"Peace on Earth and Good-Will toward Men" was the legend set forth by the brilliantly colored letters.
What a mockery those words seemed to be! There had never been peace or good-will in their house, even in the old days when they were tolerably prosperous, before her father went away.
She walked very slowly now, for she was thinking of that old time. She had loved her father more than she had ever loved any one else. To her he had always been kind; he had never found fault with her, and had smoothed all the rough places out of her life. Her mother had been neat and smart and capable, as the New England phrase is. Higher praise than this Mrs. Haygarth did not covet. But like many capable women, she had acquired a habit of small faultfinding, a perpetual dropping, which would have worn even a stone, and George Haygarth was no stone.
The woman loved her husband, doubtless, in some fashion of her own, but to save her life she could not have kept from "nagging" him. She fretted if he brought mud upon his shoes over her clean floor, if he spent money on any pleasure for himself, any extra indulgence for Olive; above all, if he ever took a fancy to keep holiday.

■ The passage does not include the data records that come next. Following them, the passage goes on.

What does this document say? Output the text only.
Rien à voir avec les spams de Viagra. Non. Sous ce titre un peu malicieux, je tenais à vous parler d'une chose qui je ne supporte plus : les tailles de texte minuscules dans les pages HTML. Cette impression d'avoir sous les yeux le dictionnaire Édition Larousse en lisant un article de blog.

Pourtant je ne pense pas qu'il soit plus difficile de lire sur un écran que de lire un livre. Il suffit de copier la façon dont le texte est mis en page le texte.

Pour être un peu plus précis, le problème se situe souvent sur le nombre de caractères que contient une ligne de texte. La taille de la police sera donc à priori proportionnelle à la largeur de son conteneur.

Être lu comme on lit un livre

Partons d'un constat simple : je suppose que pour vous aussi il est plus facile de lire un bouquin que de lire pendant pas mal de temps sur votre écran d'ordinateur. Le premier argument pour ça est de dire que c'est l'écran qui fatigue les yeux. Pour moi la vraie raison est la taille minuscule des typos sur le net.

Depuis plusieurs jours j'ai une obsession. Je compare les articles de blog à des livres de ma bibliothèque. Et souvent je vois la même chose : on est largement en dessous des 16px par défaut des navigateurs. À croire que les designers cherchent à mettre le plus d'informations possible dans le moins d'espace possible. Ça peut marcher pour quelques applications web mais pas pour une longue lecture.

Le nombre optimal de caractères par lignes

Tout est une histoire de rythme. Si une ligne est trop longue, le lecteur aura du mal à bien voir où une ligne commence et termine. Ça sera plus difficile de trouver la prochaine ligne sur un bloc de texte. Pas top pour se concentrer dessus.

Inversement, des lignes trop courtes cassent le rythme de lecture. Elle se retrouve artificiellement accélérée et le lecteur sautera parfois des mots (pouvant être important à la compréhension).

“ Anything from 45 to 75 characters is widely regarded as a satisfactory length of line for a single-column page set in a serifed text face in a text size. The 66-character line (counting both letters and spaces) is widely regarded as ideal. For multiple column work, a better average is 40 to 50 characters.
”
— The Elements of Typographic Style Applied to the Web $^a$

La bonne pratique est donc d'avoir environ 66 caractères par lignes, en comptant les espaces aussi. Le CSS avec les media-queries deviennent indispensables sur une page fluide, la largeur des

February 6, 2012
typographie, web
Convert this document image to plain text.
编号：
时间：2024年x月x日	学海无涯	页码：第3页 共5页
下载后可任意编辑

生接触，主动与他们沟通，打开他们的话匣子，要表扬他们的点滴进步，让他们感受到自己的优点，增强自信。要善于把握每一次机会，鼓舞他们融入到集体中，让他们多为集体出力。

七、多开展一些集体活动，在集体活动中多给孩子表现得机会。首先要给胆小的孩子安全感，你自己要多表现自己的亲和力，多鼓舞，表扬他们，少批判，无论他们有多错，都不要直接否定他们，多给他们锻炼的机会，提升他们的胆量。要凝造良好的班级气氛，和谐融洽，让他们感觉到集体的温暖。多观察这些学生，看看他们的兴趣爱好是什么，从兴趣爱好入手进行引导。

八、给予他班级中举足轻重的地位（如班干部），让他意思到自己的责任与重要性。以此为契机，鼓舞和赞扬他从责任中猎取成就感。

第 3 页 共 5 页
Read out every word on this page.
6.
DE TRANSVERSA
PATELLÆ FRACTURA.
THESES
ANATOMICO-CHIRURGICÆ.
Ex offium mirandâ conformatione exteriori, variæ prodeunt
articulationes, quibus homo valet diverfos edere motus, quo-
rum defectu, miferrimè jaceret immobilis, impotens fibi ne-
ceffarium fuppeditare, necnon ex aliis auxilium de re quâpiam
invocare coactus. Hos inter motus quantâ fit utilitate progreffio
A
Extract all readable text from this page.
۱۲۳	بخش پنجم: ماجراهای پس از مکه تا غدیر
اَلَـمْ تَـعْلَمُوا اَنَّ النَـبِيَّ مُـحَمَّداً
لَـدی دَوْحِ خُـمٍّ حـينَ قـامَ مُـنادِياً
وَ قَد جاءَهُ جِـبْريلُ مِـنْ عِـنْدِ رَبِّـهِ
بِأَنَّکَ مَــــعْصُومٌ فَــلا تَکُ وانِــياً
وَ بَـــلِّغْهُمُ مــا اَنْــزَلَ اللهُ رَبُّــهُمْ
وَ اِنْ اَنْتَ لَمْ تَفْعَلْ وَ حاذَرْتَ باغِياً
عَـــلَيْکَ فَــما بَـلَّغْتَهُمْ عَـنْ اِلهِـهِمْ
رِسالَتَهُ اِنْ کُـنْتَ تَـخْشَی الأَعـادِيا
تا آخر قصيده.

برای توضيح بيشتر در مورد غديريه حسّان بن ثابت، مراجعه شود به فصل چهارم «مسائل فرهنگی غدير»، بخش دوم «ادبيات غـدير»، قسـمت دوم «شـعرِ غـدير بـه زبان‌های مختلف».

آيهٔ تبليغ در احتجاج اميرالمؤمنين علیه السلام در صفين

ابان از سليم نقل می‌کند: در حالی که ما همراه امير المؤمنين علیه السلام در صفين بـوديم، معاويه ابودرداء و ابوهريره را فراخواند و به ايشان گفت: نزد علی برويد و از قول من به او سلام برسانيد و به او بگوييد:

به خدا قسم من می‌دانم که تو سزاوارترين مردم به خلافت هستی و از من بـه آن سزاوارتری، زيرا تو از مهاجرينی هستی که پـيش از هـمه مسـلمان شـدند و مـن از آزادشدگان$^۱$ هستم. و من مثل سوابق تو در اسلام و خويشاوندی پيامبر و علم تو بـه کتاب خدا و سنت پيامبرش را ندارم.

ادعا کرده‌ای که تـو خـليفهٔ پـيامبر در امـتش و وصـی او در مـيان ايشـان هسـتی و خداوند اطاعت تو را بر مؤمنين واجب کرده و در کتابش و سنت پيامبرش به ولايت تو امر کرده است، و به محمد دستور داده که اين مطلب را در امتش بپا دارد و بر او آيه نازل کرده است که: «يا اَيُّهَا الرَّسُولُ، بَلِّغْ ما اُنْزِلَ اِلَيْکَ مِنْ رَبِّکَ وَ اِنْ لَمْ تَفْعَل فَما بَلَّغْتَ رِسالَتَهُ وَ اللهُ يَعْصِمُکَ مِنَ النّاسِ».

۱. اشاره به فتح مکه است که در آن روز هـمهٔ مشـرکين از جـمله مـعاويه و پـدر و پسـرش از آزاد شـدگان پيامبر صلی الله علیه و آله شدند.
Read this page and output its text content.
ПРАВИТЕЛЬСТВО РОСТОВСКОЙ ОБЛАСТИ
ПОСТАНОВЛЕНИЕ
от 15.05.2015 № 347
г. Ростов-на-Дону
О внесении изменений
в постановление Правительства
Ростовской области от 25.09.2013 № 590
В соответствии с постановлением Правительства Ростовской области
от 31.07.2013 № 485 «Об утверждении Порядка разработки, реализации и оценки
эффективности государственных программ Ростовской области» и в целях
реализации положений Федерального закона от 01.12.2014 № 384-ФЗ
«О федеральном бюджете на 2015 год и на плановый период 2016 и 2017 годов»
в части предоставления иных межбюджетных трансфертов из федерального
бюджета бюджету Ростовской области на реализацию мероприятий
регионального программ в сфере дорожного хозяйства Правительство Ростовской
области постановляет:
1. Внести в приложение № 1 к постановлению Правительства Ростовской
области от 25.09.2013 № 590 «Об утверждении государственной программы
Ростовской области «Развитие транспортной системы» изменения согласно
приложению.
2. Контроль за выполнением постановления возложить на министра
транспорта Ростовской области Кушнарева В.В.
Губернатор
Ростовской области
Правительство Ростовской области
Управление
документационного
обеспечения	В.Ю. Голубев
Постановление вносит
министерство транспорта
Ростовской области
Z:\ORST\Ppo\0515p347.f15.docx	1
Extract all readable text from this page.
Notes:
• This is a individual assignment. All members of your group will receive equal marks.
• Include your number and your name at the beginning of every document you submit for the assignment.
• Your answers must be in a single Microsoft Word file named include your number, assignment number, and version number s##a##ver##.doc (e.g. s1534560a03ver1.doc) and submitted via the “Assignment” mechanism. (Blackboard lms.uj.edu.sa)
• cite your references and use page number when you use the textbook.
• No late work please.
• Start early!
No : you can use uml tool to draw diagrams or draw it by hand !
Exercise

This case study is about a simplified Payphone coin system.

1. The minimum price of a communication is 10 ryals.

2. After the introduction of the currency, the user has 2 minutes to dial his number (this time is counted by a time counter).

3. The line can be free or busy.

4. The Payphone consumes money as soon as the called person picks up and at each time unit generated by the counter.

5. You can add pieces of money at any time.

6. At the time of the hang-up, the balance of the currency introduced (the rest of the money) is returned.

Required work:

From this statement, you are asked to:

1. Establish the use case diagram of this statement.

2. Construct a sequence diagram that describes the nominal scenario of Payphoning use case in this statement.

Just five years ago things had come to a climax. Olive was thirteen years old then, and he had brought her home for Christmas some ornaments,—a pin and earrings, not very expensive, but in Mrs. Haygarth's eyes useless and unnecessary. She assailed him bitterly, and for a marvel he heard her out in dumb silence. When she was all through, he only said,—
"I think I can spare the eight dollars they cost me, since I am not likely to give the girl any thing again for some time. It will be too far to send Christmas gifts from Colorado."
Mrs. Haygarth's temper was up, and she answered him with an evil sneer,—
"Colorado, indeed! Colorado is peopled with wide-awake men. It's no place for you out there."
He made no reply, only got up and went out; and, going by Olive, he stooped and kissed her. How well she remembered that kiss!
Through the week afterward he went to his work as usual, but he spent scarcely any time at home, and when there made little talk. All his wife's accustomed flings and innuendoes fell on his ears apparently unheeded. The night before New Year's he was busy a long time in his own room. When he came out he handed Mrs. Haygarth a folded paper.